The Braves dropped the third game of the Series, but began Game 4 by slapping six runs on the Yankees through five. A six-run lead with Atlanta’s pitching staff? Come on, this game—this Series—was as good as over! Two-time-and-counting World Series Champion Atlanta Braves!

The knife you don’t see coming cuts the deepest.

The Yankees put three on the board in the sixth. No big, Atlanta still had Mark Wohlers, the most fearsome closer in baseball, lurking in the bullpen, a pit bull just waiting to be turned loose. Come the eighth inning, and Wohlers got the call: shut ‘em down.

Wohlers was the kind of pitcher who would make a mess, then clean it up so efficiently you’d forget he made it in the first place. With a fastball that could top 100 mph, he threw the kind of heat that warps space and time. On this night, he allowed two runners to reach … frustrating, sure, but not unusual. Up stepped a backup catcher named Jim Leyritz, dry kindling for Wohlers’ nuclear fastball.

Leyritz, squat and muscular, played grinding baseball, scrapping for every inch. He worked Wohlers to a 2-2 count, and then Wohlers threw the pitch that will forever define Atlanta sports: just when everything is going exactly right, it will all collapse beneath you.

He hung the slider. And Leyritz hammered it out of the park

In most cases, history becomes clear only in hindsight. On Oct. 23, 1996, I knew history had been knocked off its axis before Leyritz’s home run flew over the chain-link left-field fence at Atlanta-Fulton County Stadium. A six-run lead: erased. Hopes of a second World Series championship: obliterated. The grim specter of certain failure: realized.

It would take extra innings for Atlanta to lose that game, but for all intents and purposes, it was over the moment Leyritz swung the bat. (In a blind rage, I slammed my fists down on my cheap desk so hard the keyboard shelf snapped right off. Leyritz owes me $19.99 for that desk.)

Oh sure, Atlanta still had chances to win, not just in that game but in the series. In literally every instance where a World Series has been tied 2-2, one team has come out the victor. Amazing, but true. And the Braves continued to turn out playoff-quality teams: the 1998 squad may have been the best of all but fell to the Padres in the NLCS; the 1999 one made it to the World Series but got swept by the Yankees in four straight. But that was all a twitching after the end, what Wall Street calls a dead-cat bounce.

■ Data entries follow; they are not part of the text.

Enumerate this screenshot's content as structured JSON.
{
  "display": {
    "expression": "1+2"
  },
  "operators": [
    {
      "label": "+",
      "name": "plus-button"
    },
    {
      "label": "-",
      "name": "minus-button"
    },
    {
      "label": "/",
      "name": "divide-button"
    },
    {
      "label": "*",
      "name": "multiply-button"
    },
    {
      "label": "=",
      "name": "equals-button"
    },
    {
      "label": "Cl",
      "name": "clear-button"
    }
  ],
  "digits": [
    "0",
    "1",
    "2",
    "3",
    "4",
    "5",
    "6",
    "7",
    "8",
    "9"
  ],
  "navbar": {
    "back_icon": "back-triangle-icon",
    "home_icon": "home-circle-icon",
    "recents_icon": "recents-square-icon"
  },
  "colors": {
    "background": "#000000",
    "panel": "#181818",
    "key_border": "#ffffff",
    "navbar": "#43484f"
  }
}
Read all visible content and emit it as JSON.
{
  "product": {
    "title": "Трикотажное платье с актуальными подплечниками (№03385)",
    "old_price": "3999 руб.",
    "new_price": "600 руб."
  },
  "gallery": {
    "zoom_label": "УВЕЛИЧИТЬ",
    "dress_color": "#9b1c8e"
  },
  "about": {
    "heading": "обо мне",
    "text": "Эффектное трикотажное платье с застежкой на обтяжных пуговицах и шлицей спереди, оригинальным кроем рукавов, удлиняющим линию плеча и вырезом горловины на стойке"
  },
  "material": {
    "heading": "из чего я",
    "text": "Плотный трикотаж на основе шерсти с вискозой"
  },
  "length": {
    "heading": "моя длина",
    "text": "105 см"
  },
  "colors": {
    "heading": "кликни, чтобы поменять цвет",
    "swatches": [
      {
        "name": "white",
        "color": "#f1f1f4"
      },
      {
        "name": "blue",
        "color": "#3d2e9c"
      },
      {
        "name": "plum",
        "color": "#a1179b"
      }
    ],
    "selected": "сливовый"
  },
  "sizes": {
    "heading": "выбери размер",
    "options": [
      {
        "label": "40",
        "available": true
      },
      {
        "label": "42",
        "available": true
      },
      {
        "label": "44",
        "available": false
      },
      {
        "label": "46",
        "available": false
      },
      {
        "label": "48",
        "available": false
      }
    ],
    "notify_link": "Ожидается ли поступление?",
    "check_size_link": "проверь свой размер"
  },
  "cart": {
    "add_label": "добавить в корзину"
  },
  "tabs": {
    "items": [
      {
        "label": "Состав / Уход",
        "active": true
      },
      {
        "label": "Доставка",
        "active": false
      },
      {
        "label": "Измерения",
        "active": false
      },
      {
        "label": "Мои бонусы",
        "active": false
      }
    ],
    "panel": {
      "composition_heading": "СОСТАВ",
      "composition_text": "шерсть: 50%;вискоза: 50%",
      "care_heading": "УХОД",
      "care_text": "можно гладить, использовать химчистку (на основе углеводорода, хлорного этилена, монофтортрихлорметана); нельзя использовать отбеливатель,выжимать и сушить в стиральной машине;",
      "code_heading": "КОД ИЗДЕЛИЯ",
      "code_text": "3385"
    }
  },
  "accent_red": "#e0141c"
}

Despite all that, we can’t truly pin all the blame on Wohlers. After all, he wasn’t the one swinging a toothpick every time the postseason rolled around; that was the flaw of the Braves’ position players. He wasn’t the one making inexplicable pitching or lineup decisions, or stocking up on pitching at the expense of hitters. He suffered plenty for that homer, his game growing more inconsistent and his address changing year after year until he retired in 2002.

In the wake of that homer, Leyritz developed a bit of a rep for clutch postseason hitting, and holds the distinction of hitting the last home run of the 20th century, a shot in the clinching Game 4 of the 1999 World Series. He has since suffered through numerous legal troubles and is now out of baseball.

The Yankees rode that momentum to four World Series championships in five years, and six appearances in eight years. The Yankee dynasty that Leyritz homer kicked off has only just diminished. The Braves, meanwhile, haven’t won a World Series game since that night 20 years ago, haven’t won a playoff series since 2001. The Braves dynasty-to-be died that night in 1996, along with all the expectations of Atlanta fans that any good tidings would ever last.

Two franchises, two fan bases, sent in opposite directions. Leyritz’s homer took only seconds to go from bat to stands, but you can still hear its echoes even today.